2. We have \[ \begin{align*} P(0.45 < \hat p_n < 0.55) &= P( 45 < 100 \hat p_n < 55) \\ &= P(45 < Y < 55), \quad Y \sim \text{Binomial}(100,1/2). \\ &= P(Y \leq 54) - P(Y \leq 45)\\ &= 0.6318, \end{align*} \] which we can compute with pbinom(54,100,0.5) - pbinom(45,100,0.5).

3. We will get \(0.0018\) using 1 - pbinom(120,200,1/2) for the first probability and \(0.7959\) using pbinom(108,200,0.5) - pbinom(90,200,0.5) for the second probability.

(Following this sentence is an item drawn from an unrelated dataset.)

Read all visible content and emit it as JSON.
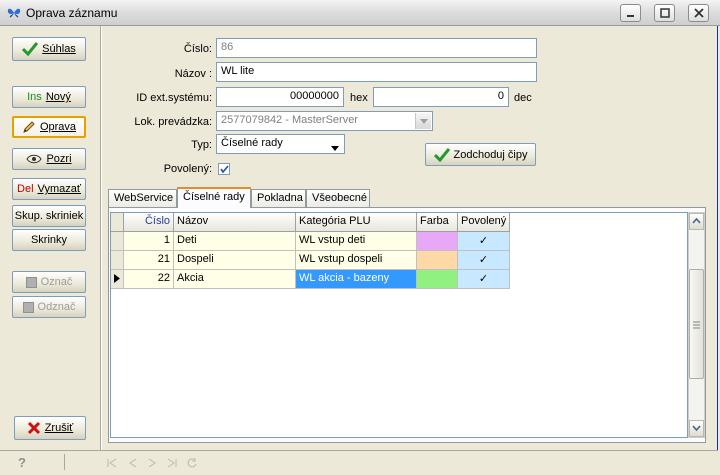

4. We use the fact that \(\hat p_n \overset{\operatorname{approx}}{\sim}\mathcal{N}(1/2,1/2(1-1/2)/100)\) to write \[ \begin{align*} P(\hat p_n > 0.60) &= P\Big(\frac{\hat p_n - 0.50 }{\sqrt{0.50(1-0.50)/100}} >\frac{0.60 - 0.50 }{\sqrt{0.50(1-0.50)/100}} \Big) \\ &\approx P\Big(Z > \frac{0.60 - 0.50 }{\sqrt{0.50(1-0.50)/100}} \Big), \quad Z \sim \mathcal{N}(0,1)\\ &= P(Z > 2 )\\ & = 0.02275, \end{align*} \] which we can compute with 1 - pnorm(2).

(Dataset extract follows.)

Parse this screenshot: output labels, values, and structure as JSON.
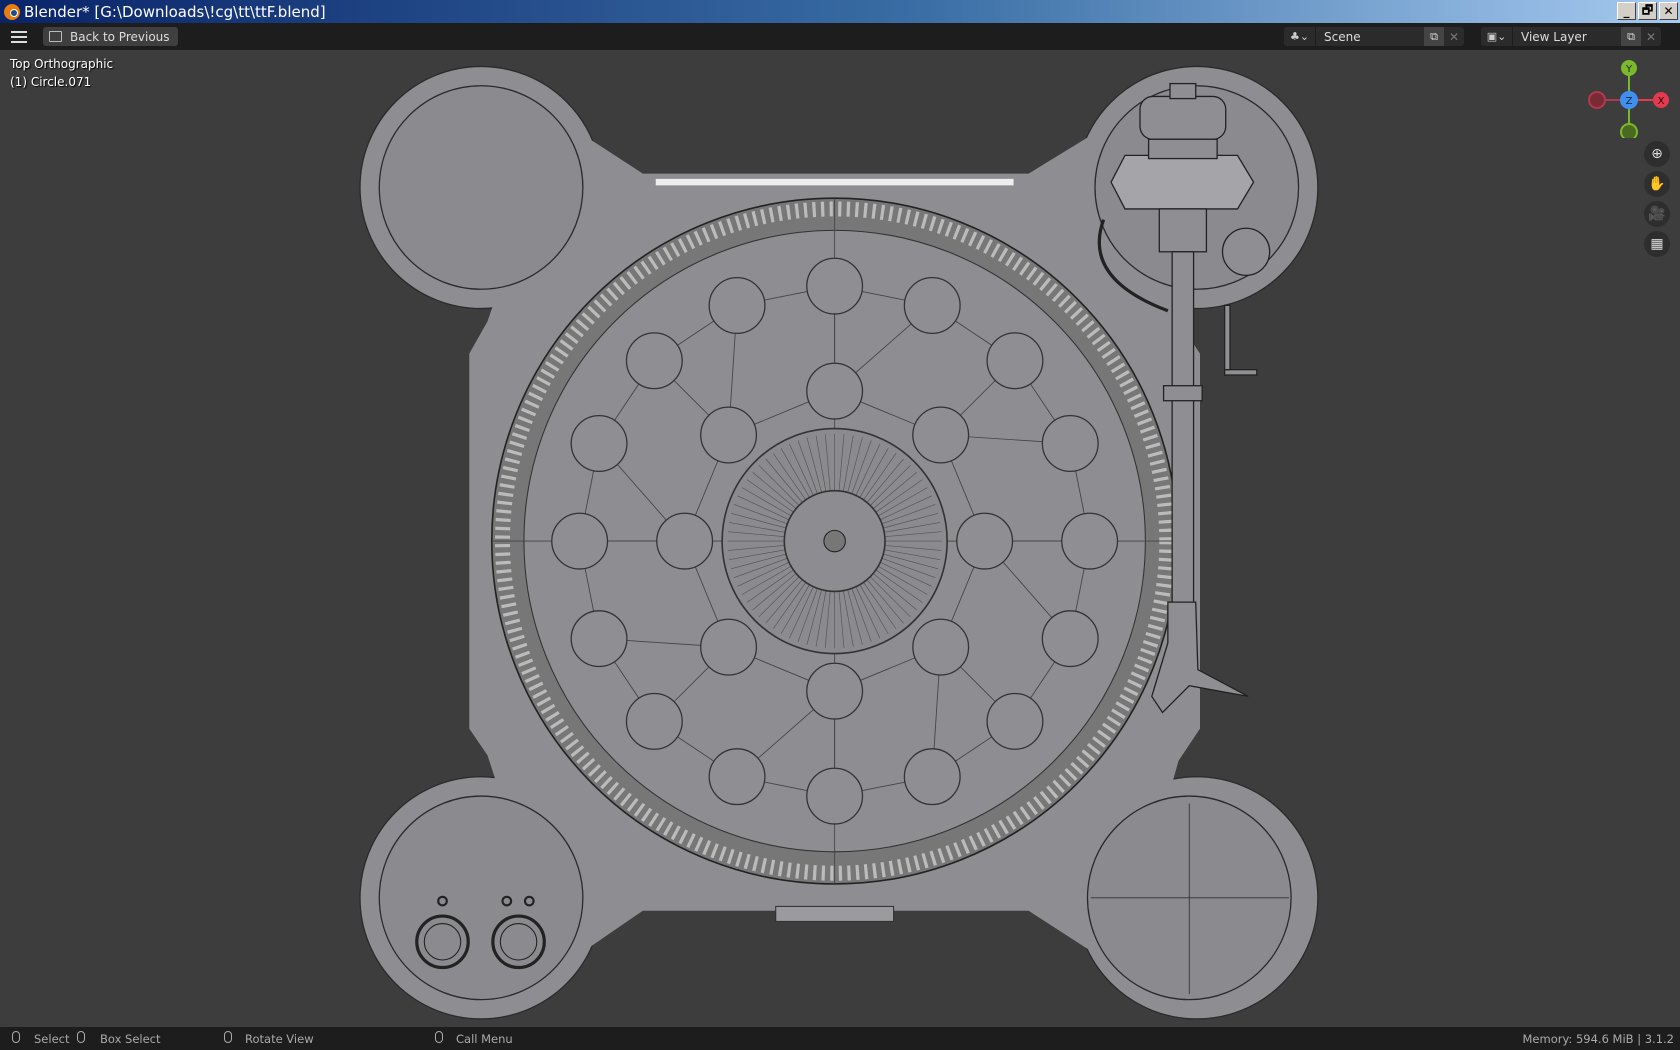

5. By similar steps we have \[ \begin{align*} P(0.45 < \hat p_n < 0.55) &\approx P( -1 < Z < 1), \quad Z \sim \mathcal{N}(0,1) \\ &= P(Z < 1) - P(Z < -1)\\ &= 0.6827, \end{align*} \] which we can compute with pnorm(1) - pnorm(-1).